Business Standard

Ambition on hold

- VINAY UMARJI

Not so long ago, on 29 February, Gujarat’s Health Minister, Nitin Patel bared his heart. At the stone-laying ceremony of the Maa Umiya temple — the tallest to be built in Ahmedabad — he said: "I have reached here at this junction only because of the blessings of Maa. Otherwise, everybody knows that I am on the one side, whereas everybody else is on the other."

It took no time at all for the Congress to respond. The Congress MLA from Lathi (Amreli), Virji Thummar, while speaking on the 2020-21 Budget said: “The health minister, who is also the deputy chief minister, Nitin Patel, is doing a good job and we support him. But his own party does not. I make him an offer: defect to the Congress, along with 15 other BJP members, and we will be ready to make you the chief minister.”

This was not an empty boast. In the 182-member Assembly, the BJP has 103 seats and the Congress 73. The BJP immediatel­y defended Patel and said the Congress was dreaming. Chief Minister Vijay Rupani remained quiet.

But Patel’s ambitions might have to take a back seat after the Covid-19 crisis in which Gujarat has seen a meteoric rise in cases and deaths. A Gujarat High Court (HC) Bench pulled the state administra­tion up for its handling of the pandemic, especially in Ahmedabad, the city with the most number of positive cases and deaths in the state.

The Division Bench of the high court had last week described Ahmedabad Civil Hospital, the state’s biggest Covid19 facility, as being “worse than a dungeon”. It asked if Patel and Chief Secretary Anil Mukim had any idea about the problems facing patients and staffers. To this, Patel had responded that in the last two months, he had visited the civil hospital five times.

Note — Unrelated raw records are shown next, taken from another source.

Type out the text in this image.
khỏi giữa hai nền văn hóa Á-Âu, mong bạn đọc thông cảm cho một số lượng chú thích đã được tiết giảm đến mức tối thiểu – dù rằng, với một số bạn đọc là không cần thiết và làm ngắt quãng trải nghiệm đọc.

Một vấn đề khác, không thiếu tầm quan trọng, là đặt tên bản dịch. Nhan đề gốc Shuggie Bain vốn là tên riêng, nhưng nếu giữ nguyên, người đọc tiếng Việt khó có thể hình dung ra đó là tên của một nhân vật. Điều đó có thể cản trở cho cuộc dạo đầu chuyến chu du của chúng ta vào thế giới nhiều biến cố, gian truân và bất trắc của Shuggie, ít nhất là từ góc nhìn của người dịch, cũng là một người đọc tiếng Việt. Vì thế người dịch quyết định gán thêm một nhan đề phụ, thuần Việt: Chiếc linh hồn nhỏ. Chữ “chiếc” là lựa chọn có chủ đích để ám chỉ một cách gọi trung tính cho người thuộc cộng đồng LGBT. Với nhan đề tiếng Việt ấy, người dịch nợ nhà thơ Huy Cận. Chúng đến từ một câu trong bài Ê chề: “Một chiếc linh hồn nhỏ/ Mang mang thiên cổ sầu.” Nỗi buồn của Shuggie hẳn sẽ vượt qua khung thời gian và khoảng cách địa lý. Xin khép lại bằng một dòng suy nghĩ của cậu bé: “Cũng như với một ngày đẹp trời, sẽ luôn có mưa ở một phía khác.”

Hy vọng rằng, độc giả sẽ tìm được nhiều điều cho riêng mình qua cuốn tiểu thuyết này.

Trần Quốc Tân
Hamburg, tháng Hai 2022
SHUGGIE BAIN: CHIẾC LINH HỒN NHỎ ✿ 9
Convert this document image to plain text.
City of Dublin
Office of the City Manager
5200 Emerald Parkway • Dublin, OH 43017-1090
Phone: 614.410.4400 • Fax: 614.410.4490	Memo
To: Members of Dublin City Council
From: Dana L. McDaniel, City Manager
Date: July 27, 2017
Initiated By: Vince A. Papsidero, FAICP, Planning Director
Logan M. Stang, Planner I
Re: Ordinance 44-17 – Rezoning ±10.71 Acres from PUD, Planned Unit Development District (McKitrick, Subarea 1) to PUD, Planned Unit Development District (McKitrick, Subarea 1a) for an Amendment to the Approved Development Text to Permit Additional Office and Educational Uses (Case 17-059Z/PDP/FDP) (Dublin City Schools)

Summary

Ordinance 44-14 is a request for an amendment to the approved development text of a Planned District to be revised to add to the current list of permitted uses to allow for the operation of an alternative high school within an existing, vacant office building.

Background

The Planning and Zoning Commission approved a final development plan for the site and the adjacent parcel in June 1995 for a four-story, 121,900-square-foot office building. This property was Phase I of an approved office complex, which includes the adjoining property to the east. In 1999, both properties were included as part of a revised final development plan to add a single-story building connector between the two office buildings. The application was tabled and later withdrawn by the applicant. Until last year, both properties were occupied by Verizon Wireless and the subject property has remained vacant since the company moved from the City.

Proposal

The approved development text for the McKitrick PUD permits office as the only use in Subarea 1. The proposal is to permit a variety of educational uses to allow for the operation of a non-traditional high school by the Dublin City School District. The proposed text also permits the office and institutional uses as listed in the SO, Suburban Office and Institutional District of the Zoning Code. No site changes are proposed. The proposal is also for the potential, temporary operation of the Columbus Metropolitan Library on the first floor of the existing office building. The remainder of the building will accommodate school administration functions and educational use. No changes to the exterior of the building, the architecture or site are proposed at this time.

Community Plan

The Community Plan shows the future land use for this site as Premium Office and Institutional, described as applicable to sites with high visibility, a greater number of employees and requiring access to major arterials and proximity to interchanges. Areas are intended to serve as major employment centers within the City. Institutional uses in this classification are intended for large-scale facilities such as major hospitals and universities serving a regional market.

“I have held three meetings with experience­d and renowned private doctors and seniors of civil hospital, kidney hospital, and heart hospital on the civil hospital campus... Chief Principal Secretary to the CM K Kailashnat­han, Additional Chief Secretary Pankaj Kumar, who is holding special responsibi­lity of Civil hospital, and Principal Secretary (Health) Jayanti Ravi were also present in those meetings,” Patel said. “Our family members are concerned and they stop us from stepping out. In such a scenario, I have never avoided going out.”

In the complex caste politics of Gujarat, a rap by the court is not much of a political setback. The deputy CM is elected from the Mehsana constituen­cy, a Patidar stronghold, from where Patel — a commerce graduate — also runs a cotton ginning and oil industry.

It is to the Patidar community (to which he belongs) that Patel owes a debt of gratitude. He is an almost unquestion­ed leader of the powerful caste votebank for the BJP that threatened to move away in the aftermath of the Hardik Patel-led agitation, but amazingly rallied behind Patel even after that phase of discontent­ment. Patel was instrument­al in holding talks with his community leaders and assuaging their concerns.

While Rupani is seen as an amiable take-everyone-along kind of leader, Patel is much more pugnacious. In a recent interview with a local TV channel, Patel said: “Experts are saying that the Covid19 pandemic is going to continue a long time… Therefore, the interest of 63 million citizens of Gujarat and their livelihood are important. Until now, we have been strictly implementi­ng the lockdown… Now, a stage has come where we have become acquainted with coronaviru­s… Now, if business, jobs, agricultur­e, animal husbandry, and labour work remain stopped, not only a person or his family will be in a bad condition, but also the state’s economy. It is not appropriat­e to let that happen. Relaxation­s are being given in a phased manner…”

Rupani, by contrast, has been consistent in every phase of lockdown, saying the state will be guided by the Centre. That may be the factual position but it certainly isn’t a political position.

Patel has held senior positions in the government and enjoys the backing of the party president Amit Shah and Prime Minister Narendra Modi. In 2014, when Modi was predicted to win, Patel had said he would be happy to take up the chief minister’s post when Modi becomes prime minister. But in the aftermath of Covid-19, that ambition may have to be nursed for a while.